Tryptophan due to its connection to serotonin has been somewhat studied with its role in depression. Parker and Brotchie, (2011) revealed, “There is limited evidence suggesting that depressed individuals, especially those with a melancholic depression, have decreased tryptophan levels. However, results showing a causal contribution or are a consequence of a depressed state remains an open question. Neither the less, the researchers support there is a small database claiming tryptophan preparations benefit people with depressed mood states.”
In conclusion, turkey has tryptophan but other food such as cheese and chicken breast have higher quantities of this amino acid. The amount of tryptophan you eat on Thanksgiving from turkey is not necessarily enough to make you tired, but it could have an impact on your circadian rhythm. The tryptophan you consume impacts your serotonin, and melatonin, which is likely to impact your mood. So therefore, Have A Great Increase of Serotonin on Your Thanksgiving!
P.S. According to The 10 Foods For A Good Night’s Sleep, “Tryptophan works when your stomach is basically empty, not overstuffed, full of protein and not carbohydrates.”
BeneFit from: Tryptophan. (2008). Cycling Weekly, 32.
Elder, N. (2009). The Question: Does Turkey Make You Sleepy?. Bon Appetit, 54(11), 47.

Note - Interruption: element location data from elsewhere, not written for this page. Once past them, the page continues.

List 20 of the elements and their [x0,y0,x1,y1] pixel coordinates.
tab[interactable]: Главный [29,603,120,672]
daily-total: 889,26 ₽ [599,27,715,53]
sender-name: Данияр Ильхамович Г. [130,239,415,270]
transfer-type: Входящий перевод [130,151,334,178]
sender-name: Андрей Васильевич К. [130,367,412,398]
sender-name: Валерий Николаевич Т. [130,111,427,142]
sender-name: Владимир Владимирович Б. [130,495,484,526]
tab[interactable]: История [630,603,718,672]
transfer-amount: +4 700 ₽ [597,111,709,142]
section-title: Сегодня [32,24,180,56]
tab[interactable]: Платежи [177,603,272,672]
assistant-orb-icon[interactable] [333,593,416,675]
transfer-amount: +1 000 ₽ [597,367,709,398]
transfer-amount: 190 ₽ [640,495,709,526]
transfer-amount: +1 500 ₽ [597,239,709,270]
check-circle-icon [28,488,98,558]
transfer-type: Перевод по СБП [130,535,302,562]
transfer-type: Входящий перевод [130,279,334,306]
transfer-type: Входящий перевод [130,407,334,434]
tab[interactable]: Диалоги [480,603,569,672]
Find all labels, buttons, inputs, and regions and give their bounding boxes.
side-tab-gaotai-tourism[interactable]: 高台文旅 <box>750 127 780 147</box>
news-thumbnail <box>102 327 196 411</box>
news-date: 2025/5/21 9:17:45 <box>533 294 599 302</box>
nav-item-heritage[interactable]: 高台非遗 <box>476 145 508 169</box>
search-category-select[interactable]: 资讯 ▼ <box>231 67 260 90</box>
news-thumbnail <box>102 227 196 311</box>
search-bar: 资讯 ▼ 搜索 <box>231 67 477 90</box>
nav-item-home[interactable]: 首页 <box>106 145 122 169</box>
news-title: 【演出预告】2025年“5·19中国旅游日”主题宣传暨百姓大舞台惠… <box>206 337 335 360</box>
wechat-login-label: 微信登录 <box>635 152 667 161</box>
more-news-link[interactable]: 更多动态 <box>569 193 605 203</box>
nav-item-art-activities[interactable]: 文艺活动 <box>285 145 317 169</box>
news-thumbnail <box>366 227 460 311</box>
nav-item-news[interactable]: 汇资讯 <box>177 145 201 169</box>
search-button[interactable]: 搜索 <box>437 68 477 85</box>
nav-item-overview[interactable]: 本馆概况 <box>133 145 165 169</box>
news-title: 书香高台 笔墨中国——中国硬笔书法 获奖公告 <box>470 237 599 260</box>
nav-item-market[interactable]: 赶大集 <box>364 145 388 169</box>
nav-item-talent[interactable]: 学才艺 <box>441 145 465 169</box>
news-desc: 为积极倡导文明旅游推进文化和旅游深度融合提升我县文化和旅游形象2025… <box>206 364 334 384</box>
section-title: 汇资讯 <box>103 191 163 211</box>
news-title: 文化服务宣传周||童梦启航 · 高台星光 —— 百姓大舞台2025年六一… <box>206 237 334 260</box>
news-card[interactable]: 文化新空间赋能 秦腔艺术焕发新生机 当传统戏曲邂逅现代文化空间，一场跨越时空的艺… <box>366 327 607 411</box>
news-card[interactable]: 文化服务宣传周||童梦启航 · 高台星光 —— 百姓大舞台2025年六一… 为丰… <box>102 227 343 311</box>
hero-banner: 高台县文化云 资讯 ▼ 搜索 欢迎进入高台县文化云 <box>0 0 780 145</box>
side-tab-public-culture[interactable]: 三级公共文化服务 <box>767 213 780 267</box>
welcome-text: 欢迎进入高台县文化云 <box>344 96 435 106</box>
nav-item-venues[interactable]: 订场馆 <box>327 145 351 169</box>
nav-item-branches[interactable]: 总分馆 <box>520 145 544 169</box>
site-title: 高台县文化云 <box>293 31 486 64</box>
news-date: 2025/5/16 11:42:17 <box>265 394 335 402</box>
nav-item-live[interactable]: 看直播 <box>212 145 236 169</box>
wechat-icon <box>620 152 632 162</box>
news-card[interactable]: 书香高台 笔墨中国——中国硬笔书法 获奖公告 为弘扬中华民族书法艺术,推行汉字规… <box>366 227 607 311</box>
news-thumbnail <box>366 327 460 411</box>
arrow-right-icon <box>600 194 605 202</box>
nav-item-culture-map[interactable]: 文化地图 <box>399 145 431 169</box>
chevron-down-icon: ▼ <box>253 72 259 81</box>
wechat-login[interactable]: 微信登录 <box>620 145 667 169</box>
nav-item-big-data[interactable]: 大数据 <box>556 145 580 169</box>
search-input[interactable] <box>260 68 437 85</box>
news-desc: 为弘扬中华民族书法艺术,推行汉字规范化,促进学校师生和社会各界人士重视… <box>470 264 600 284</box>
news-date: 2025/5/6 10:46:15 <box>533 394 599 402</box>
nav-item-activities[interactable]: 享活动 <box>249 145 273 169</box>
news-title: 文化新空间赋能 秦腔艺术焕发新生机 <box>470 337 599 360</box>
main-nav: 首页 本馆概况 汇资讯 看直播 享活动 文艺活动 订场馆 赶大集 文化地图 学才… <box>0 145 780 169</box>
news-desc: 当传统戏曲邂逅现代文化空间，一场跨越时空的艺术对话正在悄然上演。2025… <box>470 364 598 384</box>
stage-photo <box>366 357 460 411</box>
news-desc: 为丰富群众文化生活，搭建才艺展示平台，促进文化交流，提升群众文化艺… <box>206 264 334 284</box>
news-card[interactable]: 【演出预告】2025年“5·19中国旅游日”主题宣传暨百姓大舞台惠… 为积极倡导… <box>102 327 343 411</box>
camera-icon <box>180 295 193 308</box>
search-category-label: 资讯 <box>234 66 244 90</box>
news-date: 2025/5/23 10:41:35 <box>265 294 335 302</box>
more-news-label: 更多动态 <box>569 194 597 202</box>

Esteban, S., Nicolaus, C., Garmundi, A., Rial, R.V., Rodríguez, A., Ortega, EIbars, C. B. (2004). Effect of orally administered L-tryptophan on serotonin, melatonin and the innate immune response. Molecular and Cellular Biochemistry, 267, 39-46.
Parker, G., & Brotchie, H. (2011). Mood effects of the amino acids tryptophan and tyrosine. Acta Psychiatrica Scandinavica, 124(6), 417-426. doi:10.1111/j.1600-0447.2011.01706.x
The 10 Foods for a Good Night’s Sleep. (2007). Office Solutions, 24(2), 9.
Thornton, S. H., & Whitley, B. L. (2012). Tryptophan : Dietary Sources, Functions and Health Benefits. New York: Nova Science Publishers, Inc.